Marchi del lusso vincenti
La tendenza, conferma Mazza, è quella di acquistare brand del lusso europeo soprattutto
«nelle aree tax free e utilizzando i cosiddetti canali crossborder come Tmall Global o i Mini program di Wechat (una sorta di pop up store attraverso cui i brand vendono direttamente sul social, ndR) che, facendo arrivare la merce da oltre confine applicano una tassazione molto più bassa rispetto ai portali cinesi. Si parla del 9% contro il 40-50 per cento».
A vincere non sono solo i big brand ma anche i marchi di nicchia:
«Durante il lockdown le persone chiuse in casa hanno passato ore sui social. Chi ha saputo comunicare bene e attraverso i canali giusti il proprio brand “di nicchia” oggi ha sicuramente acquistato clienti».

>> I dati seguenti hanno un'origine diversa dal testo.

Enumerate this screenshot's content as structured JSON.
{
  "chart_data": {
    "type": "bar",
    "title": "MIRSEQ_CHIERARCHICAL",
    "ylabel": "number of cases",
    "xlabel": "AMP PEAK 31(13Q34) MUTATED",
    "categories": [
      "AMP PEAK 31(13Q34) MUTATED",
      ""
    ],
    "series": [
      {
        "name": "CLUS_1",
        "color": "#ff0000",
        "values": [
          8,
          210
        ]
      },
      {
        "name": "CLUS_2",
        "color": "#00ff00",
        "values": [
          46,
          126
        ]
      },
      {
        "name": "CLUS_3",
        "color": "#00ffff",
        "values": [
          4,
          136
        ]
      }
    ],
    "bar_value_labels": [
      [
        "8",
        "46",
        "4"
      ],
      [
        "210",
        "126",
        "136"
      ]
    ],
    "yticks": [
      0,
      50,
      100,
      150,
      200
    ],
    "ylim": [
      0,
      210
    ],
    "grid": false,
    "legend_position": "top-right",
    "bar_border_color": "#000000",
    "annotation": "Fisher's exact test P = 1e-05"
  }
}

Proprio su questo principio - la promozione dei piccoli brand attraverso i canali appropriati - si basa il progetto Pavilion Italia che Digital Retex, una delle società del gruppo, sta portando avanti con Ice per lanciare 300 piccoli brand italiani in Cina con Wechat.
Big brand e non solo
Questo scenario trova riscontro nelle considerazioni dei ceo di alcuni grandi brand del lusso made in Italy. Patrizio Bertelli, per esempio, già a inizio settembre aveva annunciato che vendite del gruppo in Cina avevano ampiamente superato i livelli del 2019, evidenziando una crescita a doppia cifra da inizio anno. Jean Christophe Babin, ceo di Bulgari Group, nel suo intervento al convegno The Restart, organizzato da Sole 24 Ore e Ft la scorsa settimana, ha confermato che «nel terzo trimestre 2020 in Cina il gruppo ha registrato risultati sorprendenti, vicini allo stesso periodo del 2019» e ha attribuito il recupero alla «domanda rimasta molto alta e rafforzata dal turismo interno».
A riprova del fatto che il made in Italy ha successo anche senza il vessillo dei super brand, il caso della start up Mirta, piattaforma e-commerce che vende prodotti (borse, pelletteria e ora anche cashmere) degli artigiani italiani: forte dei risultati ottenuti durante il lockdown, è sbarcata in Cina utilizzando Red, la piattaforma di social-commerce cinese che conta oltre 300 milioni di utenti. L’obiettivo per Mirta, è raggiungere i 2,5 milioni di visite uniche mensili alla piattaforma nell’arco dei prossimi sei mesi.